Victime de ce qu’on a appelé le « mal jaune », le corps expéditionnaire n’oubliera jamais l’Indochine. Et c’est dans les rizières que se forgera le mythe « para ».

Après un troisième « séjour », terme au parfum touristique particulièrement inadéquat, c’est le départ « d’Indo ».

Pour Georges Oudinot c’est un arrachement. Il n’entre pas à l’École d’état-major, passage généralement obligatoire pour tout officier qui veut gagner ses étoiles. C’est le refus de la carrière. « Je n’étais pas le capitaine qu’ils attendaient »
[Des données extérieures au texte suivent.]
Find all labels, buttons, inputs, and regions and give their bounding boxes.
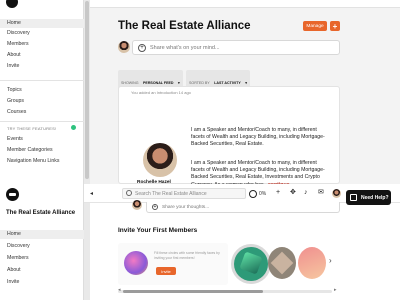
invite-hint: Fill these circles with some friendly fa…	[154, 251, 220, 260]
sidebar-item-members[interactable]: Members	[7, 41, 29, 47]
post-paragraph-1: I am a Speaker and Mentor/Coach to many,…	[191, 127, 325, 148]
sidebar-item-about[interactable]: About	[7, 267, 21, 273]
sidebar-divider	[0, 80, 84, 81]
sidebar-lower: The Real Estate Alliance Home Discovery …	[0, 184, 84, 300]
post-composer-lower[interactable]: + Share your thoughts...	[146, 202, 340, 213]
sidebar-item-member-categories[interactable]: Member Categories	[7, 147, 53, 153]
chevron-right-icon[interactable]: ›	[329, 256, 332, 265]
community-logo[interactable]	[6, 0, 18, 8]
filter-sort-label: SORTED BY	[189, 81, 210, 85]
featured-badge-icon	[71, 125, 76, 130]
invite-title: Invite Your First Members	[118, 227, 198, 234]
search-input[interactable]: Search The Real Estate Alliance	[122, 188, 246, 199]
search-placeholder: Search The Real Estate Alliance	[135, 191, 207, 197]
sidebar-item-discovery[interactable]: Discovery	[7, 243, 30, 249]
author-avatar[interactable]	[143, 143, 177, 177]
invite-button[interactable]: Invite	[156, 267, 176, 275]
member-placeholder-icon	[298, 247, 326, 279]
paw-icon[interactable]: ✥	[290, 189, 296, 196]
sidebar-item-members[interactable]: Members	[7, 255, 29, 261]
sidebar-item-courses[interactable]: Courses	[7, 109, 26, 115]
sidebar-item-invite[interactable]: Invite	[7, 279, 19, 285]
progress-text: 0%	[259, 191, 267, 197]
filter-sort-value: LAST ACTIVITY	[214, 81, 241, 85]
bell-icon[interactable]: ♪	[304, 189, 308, 196]
plus-circle-icon: +	[152, 204, 158, 210]
scroll-left-icon[interactable]: ◂	[118, 287, 121, 293]
avatar[interactable]	[118, 41, 130, 53]
avatar[interactable]	[332, 189, 341, 198]
scroll-right-icon[interactable]: ▸	[334, 287, 337, 293]
sidebar-toggle-icon[interactable]: ◂	[90, 190, 93, 197]
invite-card: Fill these circles with some friendly fa…	[118, 243, 228, 285]
decorative-blob-icon	[124, 251, 148, 275]
page-title: The Real Estate Alliance	[118, 20, 251, 32]
post-composer[interactable]: + Share what's on your mind...	[132, 40, 340, 55]
sidebar-item-home[interactable]: Home	[0, 230, 84, 239]
avatar[interactable]	[132, 200, 142, 210]
brand-title: The Real Estate Alliance	[6, 210, 76, 216]
manage-button[interactable]: Manage	[303, 21, 327, 31]
add-button[interactable]: +	[330, 21, 340, 31]
top-bar	[90, 0, 400, 8]
chevron-down-icon: ▾	[177, 81, 180, 85]
sidebar-item-navigation-menu-links[interactable]: Navigation Menu Links	[7, 158, 59, 164]
filter-show-label: SHOWING	[121, 81, 139, 85]
chevron-down-icon: ▾	[245, 81, 248, 85]
plus-icon[interactable]: +	[276, 189, 280, 196]
featured-header: TRY THESE FEATURES!	[7, 126, 57, 131]
community-logo-icon[interactable]	[6, 188, 19, 201]
sidebar-item-topics[interactable]: Topics	[7, 87, 22, 93]
sidebar-divider	[0, 121, 84, 122]
chat-icon[interactable]: ✉	[318, 189, 324, 196]
composer-placeholder: Share your thoughts...	[162, 205, 210, 210]
sidebar-item-invite[interactable]: Invite	[7, 63, 19, 69]
sidebar-item-home[interactable]: Home	[0, 19, 84, 28]
post-meta: You added an Introduction 14 ago	[131, 90, 191, 95]
need-help-label: Need Help?	[361, 194, 389, 201]
sidebar: Home Discovery Members About Invite Topi…	[0, 0, 84, 184]
sidebar-scrollbar-thumb[interactable]	[85, 1, 89, 179]
search-icon	[126, 190, 132, 196]
help-icon	[350, 194, 357, 201]
plus-circle-icon: +	[138, 44, 146, 52]
need-help-button[interactable]: Need Help?	[346, 190, 391, 205]
sidebar-item-about[interactable]: About	[7, 52, 21, 58]
sidebar-item-groups[interactable]: Groups	[7, 98, 24, 104]
sidebar-item-discovery[interactable]: Discovery	[7, 30, 30, 36]
horizontal-scrollbar-thumb[interactable]	[123, 290, 263, 293]
post-card: You added an Introduction 14 ago Rochell…	[118, 86, 340, 188]
filter-show-value: PERSONAL FEED	[143, 81, 174, 85]
sidebar-item-events[interactable]: Events	[7, 136, 23, 142]
progress-ring-icon[interactable]	[249, 190, 257, 198]
composer-placeholder: Share what's on your mind...	[150, 45, 220, 51]
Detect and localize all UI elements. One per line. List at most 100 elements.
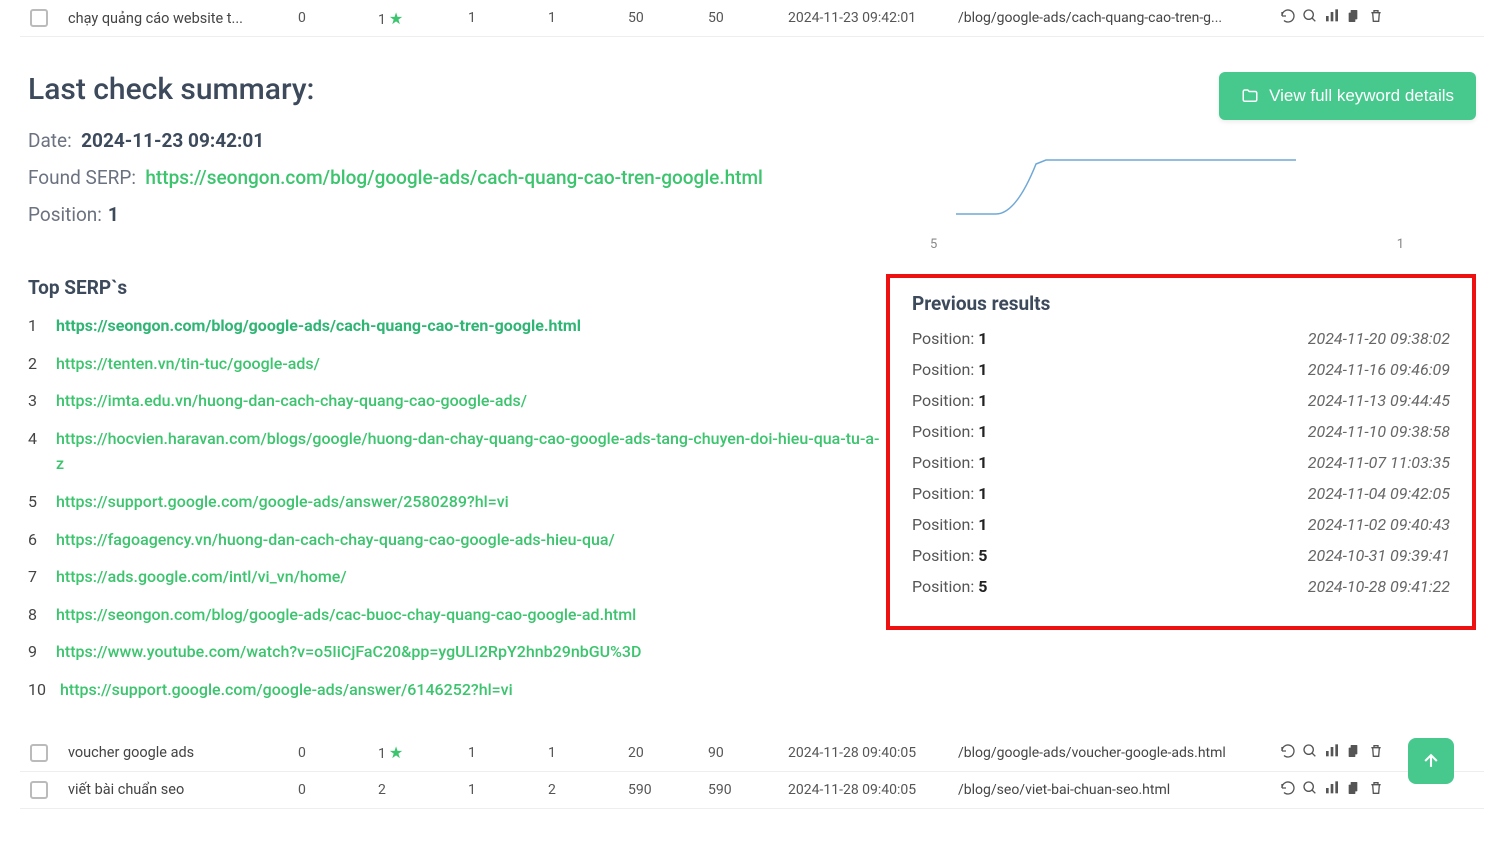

Il s’inscrit aux cours donnés par les Affaires algériennes, chargées de former les officiers des SAS (Sections Administratives Spécialisées), qui seront créées en 1955. Au confluent du civil et du militaire, elles s’inscrivent dans la lignée des « Affaires indigènes » au Maroc, ces officiers chers à Lyautey, dont le héros fut Bournazel, « l’homme à la tunique rouge », dont le portrait était encore affiché, avant guerre, dans certains collèges, pour l’édification des élèves. Mais l’Algérie n’était pas un protectorat et l’action des SAS arrivait tard pour corriger des décennies de discrimination et un sous-développement.

Volontariste et avant tout homme d’action, Georges Oudinot va tout faire pour prouver le contraire.